Capital expenditure has always been restricted to 13.5% of the GDP. But the infrastructure-push message has been made loud and clear with a significant allocation of 15.6% of GDP to expenditure, thereby dampening even the inflation worries.

Equity infusion of Rs 20,000 crore has been allocated for public sector banks, even as a new asset reconstruction company would take over bad bank loans. These steps are vital to improve the access to credit.

Divestment and monetization of operation assets through Infrastructure Investment Trusts would offer the Government additional strength to fund various initiatives.

No tax hikes

Similar to all the four Budgets presented after a year of contraction, the Finance Minister steered clear of any income tax raise. No hike was proposed in personal, corporate taxation or even indirect taxes. Nasty surprises in cess, capital gains or wealth tax too were kept at bay.

The move was well thought to avoid any hurdle in the way of consumption. Contemporary ways to fill the revenue gap were thought of in the form of additional borrowing, divestment, increase in insurance foreign direct investment limit and zero coupon bonds.  

The sensitive side of the Government came to the fore with the advance tax alteration with respect to dividends and even offering foreign portfolio investors a reduced lower Treaty Rate for dividends income tax.

Expansionary not austere

There was a realization through various allocations that even as the fiscal deficit would expand, the purse strings will have to be loosened for growth. Developed nations too have struggled with austerity.

Back home, the Finance Minister set sights on fiscal deficit target of 6.8% of GDP getting rid of the shackles of the 3% fiscal deficit target specified by the Fiscal Responsibility and Budget Management Act. It reflects the intentions that fiscal consolidation path would extend a little longer.

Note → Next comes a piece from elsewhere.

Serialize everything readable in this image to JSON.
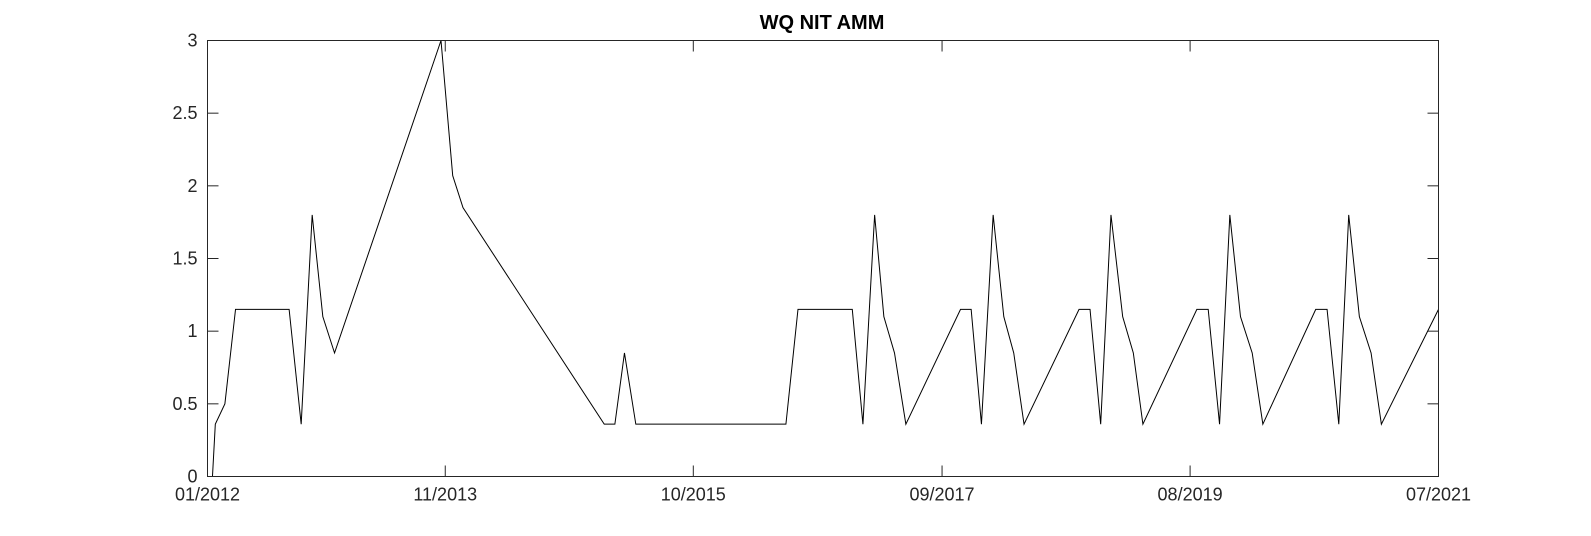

The deviation in the fiscal deficit roadmap had already been trigged in FY 2020-21 owing to the pandemic-led growth infusion, which pushed the figures to 9.5% of GDP. Hence, the audacious attempt at spurring growth – even if it took longer to achieve 4.5% fiscal deficit – was undertaken. 

This move would have an expansionary effect as the investment would have a spill over across multiple sectors due to improvement in employment opportunities and in turn money in the hands of individuals.

Conclusion

Just like the six pillars that the Budget 2021-22 was placed on, the seven key VACCINE doses are pertinent.

To conclude, the medicine in the right dosage will have to be administered if the economy has to bounce back and hurl past the reach the $5-trillion GDP mark by 2024-25. There could be certain adverse reactions (read: ballooning fiscal deficit). But the prescription seems to be based on the correct prognosis of what Bharat needs in the long run.